Auf dem Weg zur Bushaltestelle musterte Alfred den Fußweg. An der ersten Ecke war wieder ein Haufen von dem kleinen Pinscher der alten Hexe. Diese wohnte im Eckhaus und hatte bestimmt schon über 80 Jahre auf den Buckel. Ihren Hund konnte sie gerade einmal um den Block führen. Sie konnte sich nicht mehr bücken, deswegen blieben diese Häuflein immer liegen. Nach der Biegung fand sich ein großer Haufen. Das war bestimmt der Dicke mit den Dalmatinern. Der sollte sich eigentlich bücken können! Er wollte sich nicht die Laune verderben lassen und deswegen dachte er sich lieber, wie gut es doch war auf den Boden zu blicken. Danach dachte er an die Leute die meinen es würde Glück bringen in einen Haufen zu treten, aber er gehörte definitiv nicht zu diesen! Die würden bestimmt auch Lose kaufen oder Lottoscheine ausfüllen. Bei dem Gedanken lächelte er. Er konnte gar nicht hineintreten. Und manchmal fand er sogar Münzen, die achtlose Zeitgenossen verloren hatten.


An der Bushaltestelle stellte er zufrieden fest, dass der Bus auf die Minute genau fuhr. Er begrüsste den Fahrer und nahm direkt hinter diesem Platz. Das war zwar auf den ersten Blick so ziemlich der unbequemste, engste Platz, aber dafür saß ihm niemand gegenüber. Während der kurzen Busfahrt schaute er sich seine Schuhe an.

Später in der U-Bahn holte er ein Buch hervor und las. Es war eines seiner alten Taschenbücher. Beim Blättern rochen diese immer nach dem alten Papier. In alte, vertraute Bücher las er immer wieder gern. Immer gab es Formulierungen, die er so nicht richtig gewürdigt hatte. Auch fielen ihm Details auf, die beim ersten Lesen untergegangen waren. Außerdem signalisierte er, dass er nicht angesprochen werden wollte.

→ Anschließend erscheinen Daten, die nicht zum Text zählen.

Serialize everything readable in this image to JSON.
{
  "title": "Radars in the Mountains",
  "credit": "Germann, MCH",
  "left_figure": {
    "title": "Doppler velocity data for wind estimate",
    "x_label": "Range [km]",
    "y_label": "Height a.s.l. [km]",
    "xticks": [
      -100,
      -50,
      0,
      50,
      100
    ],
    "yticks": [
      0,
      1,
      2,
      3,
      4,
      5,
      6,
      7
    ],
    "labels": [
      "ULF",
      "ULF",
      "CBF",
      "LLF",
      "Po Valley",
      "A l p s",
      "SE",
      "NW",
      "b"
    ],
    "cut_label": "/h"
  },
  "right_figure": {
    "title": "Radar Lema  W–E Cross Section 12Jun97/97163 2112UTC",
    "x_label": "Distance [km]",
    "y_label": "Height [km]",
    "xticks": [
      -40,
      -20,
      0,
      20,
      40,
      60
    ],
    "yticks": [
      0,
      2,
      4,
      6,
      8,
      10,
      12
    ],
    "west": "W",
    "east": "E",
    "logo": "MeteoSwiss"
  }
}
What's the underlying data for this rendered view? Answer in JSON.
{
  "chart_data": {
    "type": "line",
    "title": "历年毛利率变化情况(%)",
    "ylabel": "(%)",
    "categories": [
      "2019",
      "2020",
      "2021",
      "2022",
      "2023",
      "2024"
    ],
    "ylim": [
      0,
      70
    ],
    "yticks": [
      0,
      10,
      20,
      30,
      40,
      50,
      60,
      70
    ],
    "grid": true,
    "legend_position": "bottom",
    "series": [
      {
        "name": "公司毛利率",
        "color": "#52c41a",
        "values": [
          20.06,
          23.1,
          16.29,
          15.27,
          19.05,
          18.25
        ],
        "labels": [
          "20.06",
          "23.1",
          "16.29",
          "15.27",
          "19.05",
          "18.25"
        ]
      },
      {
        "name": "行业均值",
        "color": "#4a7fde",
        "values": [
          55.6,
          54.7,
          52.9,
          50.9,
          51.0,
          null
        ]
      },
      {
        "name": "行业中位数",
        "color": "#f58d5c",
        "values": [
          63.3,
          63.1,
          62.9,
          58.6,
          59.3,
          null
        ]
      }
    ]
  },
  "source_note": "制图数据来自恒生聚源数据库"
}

"Und wie ist es?" hörte er auf einmal hinter sich. Er wusste, dass die Worte nicht für ihn bestimmt waren. In dieser Form würde ihn nie jemand ansprechen. Seine Gedanken verdüsterten sich, denn er wusste, was nun folgen würde.
"Muss ja".
Das war die typische Entgegnung. Danach kam das Geplapper der Pendler vom lange nicht gesehen. Er hoffte sie würden nicht klagen. Da wurde er enttäuscht. Nach ein paar Sätzen hörte er übliche Gejammere: "Dass die das nicht ändern. Wäre doch so einfach. Aber weisste, jeder denkt .."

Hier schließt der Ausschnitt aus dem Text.